De momento es mi disco del año. Y es que volver a Bill es como llenar esa copa que estás esperando para saciar tu voracidad innata de acallar el calor con unas gotas de elixir sagrado. Lo ha vuelto hacer Bill. Vaya forma de comenzar con "Why do men sing",pura adrenalina tranquila para el corazón.
Recién cumplidos los 58 lo tiene claro. Lo suyo es escribir canciones y cautivarnos al instante ("The man i'm supposed to be"), con esa serenidad tan suya que se reparte por las canciones que parecen nacidas de un bosque sin dueño, pero siempre libre de fuegos mortecinos ("Pathol O.G.).
Sus trabajos son de una belleza inaudita, de una calma que socava todos los caos interiores que tengas. Te pones "Stepping out for air", y dejas todos tus males a un lado. O la campestre "Lovely city", donde te amarra bien los sentidos.

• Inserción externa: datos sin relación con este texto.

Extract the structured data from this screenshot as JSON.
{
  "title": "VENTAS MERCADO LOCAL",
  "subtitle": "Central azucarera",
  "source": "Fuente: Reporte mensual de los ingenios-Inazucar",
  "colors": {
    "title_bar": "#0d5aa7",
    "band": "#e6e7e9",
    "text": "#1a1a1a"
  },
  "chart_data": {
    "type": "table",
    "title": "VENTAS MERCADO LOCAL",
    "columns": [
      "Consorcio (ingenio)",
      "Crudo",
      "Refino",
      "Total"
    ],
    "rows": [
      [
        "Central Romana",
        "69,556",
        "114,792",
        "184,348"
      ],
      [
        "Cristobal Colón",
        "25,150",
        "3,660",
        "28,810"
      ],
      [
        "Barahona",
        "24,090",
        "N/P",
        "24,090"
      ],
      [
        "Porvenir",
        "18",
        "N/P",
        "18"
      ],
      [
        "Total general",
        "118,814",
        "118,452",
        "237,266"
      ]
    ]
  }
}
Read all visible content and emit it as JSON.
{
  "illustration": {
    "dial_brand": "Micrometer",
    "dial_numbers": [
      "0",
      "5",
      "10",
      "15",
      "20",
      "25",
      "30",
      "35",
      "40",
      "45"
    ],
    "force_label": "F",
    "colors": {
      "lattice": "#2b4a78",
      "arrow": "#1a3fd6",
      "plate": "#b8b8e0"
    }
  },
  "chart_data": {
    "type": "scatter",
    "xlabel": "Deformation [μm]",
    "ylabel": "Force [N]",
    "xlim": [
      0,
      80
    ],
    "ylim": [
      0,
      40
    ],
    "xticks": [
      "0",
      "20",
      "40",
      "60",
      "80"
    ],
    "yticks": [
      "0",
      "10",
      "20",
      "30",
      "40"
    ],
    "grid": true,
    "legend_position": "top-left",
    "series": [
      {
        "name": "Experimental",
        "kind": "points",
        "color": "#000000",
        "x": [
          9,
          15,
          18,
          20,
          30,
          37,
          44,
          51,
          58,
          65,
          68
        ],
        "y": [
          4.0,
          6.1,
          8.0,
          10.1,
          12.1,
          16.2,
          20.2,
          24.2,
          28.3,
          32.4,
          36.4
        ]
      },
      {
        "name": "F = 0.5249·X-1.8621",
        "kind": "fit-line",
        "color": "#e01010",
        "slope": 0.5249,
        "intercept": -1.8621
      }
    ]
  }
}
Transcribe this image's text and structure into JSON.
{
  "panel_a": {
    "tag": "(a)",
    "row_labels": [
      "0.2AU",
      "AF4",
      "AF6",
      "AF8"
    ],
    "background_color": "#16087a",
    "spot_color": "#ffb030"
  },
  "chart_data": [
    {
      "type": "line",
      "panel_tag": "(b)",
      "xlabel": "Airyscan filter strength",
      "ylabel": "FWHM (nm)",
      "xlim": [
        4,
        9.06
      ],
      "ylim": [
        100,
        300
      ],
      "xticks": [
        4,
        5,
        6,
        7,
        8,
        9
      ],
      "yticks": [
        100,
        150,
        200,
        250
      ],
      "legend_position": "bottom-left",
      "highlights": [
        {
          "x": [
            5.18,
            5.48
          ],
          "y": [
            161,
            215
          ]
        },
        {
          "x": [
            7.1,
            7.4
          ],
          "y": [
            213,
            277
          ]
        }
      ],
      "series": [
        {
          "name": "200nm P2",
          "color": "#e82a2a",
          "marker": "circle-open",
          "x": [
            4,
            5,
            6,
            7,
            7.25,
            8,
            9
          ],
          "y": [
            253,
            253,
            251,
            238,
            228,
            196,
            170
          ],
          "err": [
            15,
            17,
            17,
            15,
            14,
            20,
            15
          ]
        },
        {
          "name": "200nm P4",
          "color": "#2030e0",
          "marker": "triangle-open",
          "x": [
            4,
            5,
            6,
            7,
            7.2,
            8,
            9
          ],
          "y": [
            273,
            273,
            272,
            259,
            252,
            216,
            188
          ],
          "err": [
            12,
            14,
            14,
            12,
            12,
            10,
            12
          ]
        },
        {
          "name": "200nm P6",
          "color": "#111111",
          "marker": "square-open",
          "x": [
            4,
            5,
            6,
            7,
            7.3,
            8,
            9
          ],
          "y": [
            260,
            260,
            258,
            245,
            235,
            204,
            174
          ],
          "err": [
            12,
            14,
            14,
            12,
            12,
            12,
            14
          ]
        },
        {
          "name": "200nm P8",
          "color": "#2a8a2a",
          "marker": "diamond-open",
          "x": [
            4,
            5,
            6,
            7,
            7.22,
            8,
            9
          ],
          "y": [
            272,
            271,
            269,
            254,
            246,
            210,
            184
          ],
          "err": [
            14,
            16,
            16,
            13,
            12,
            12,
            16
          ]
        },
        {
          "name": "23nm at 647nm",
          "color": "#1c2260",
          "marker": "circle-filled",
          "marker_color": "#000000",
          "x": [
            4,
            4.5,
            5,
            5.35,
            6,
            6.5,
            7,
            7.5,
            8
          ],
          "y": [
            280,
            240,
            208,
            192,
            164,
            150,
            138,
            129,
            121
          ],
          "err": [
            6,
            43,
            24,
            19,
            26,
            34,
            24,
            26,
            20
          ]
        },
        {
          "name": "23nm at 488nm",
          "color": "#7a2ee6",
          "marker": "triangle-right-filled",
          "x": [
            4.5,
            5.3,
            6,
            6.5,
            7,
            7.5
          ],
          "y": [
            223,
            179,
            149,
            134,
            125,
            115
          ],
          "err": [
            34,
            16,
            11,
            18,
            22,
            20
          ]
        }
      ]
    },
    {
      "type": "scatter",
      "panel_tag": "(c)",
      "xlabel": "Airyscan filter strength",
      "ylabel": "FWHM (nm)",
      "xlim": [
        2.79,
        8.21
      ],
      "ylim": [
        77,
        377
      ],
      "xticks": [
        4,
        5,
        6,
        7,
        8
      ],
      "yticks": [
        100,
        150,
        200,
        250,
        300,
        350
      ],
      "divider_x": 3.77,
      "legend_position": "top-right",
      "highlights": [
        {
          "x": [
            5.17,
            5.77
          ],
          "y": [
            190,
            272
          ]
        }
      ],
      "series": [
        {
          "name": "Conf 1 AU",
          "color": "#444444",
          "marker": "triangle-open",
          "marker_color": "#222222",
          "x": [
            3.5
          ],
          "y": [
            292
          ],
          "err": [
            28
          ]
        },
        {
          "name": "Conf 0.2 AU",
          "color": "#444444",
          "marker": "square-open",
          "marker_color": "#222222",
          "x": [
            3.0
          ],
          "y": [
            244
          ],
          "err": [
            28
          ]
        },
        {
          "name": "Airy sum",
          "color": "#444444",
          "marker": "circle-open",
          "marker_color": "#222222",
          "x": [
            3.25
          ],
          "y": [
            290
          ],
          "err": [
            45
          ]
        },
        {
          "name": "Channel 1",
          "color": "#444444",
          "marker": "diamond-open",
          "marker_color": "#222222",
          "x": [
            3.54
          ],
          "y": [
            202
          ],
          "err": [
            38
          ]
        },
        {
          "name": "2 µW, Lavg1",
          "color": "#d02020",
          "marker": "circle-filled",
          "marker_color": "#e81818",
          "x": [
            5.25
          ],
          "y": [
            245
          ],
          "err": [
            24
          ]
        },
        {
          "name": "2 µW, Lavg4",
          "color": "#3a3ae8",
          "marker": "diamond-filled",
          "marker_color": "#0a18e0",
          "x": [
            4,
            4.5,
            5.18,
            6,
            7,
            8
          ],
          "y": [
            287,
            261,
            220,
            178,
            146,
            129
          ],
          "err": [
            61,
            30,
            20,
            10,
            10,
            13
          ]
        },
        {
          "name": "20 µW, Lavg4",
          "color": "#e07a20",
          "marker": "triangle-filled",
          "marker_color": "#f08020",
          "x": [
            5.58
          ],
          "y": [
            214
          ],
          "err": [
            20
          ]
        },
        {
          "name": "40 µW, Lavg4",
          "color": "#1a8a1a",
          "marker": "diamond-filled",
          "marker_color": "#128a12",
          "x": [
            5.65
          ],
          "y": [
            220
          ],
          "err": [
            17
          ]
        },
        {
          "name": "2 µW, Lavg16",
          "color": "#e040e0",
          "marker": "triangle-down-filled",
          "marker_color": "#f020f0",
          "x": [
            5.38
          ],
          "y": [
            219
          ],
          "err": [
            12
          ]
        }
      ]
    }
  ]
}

Y lo bueno de sus discos es que son largos. Que nos da tiempo para el regocijo. Aquí una hora de intensidad. Con goznes del tipo de "Empathy", o sonadas casi country como vemos en "West Texas". Pero siempre estamos al albur de su arte, de su psicodelia extraña cuando quiere ("Computer").
Pero lo que está claro es que te tiene en sus manos. "Lake winnebago" es para montar un caballo y no parar, y "The world is still", la que da fin a esta maravilla, deja claro que su saber, su destreza, a los 58 años, sigue siendo la pócima mágica que nos llena de tantos buenos sabores de boca.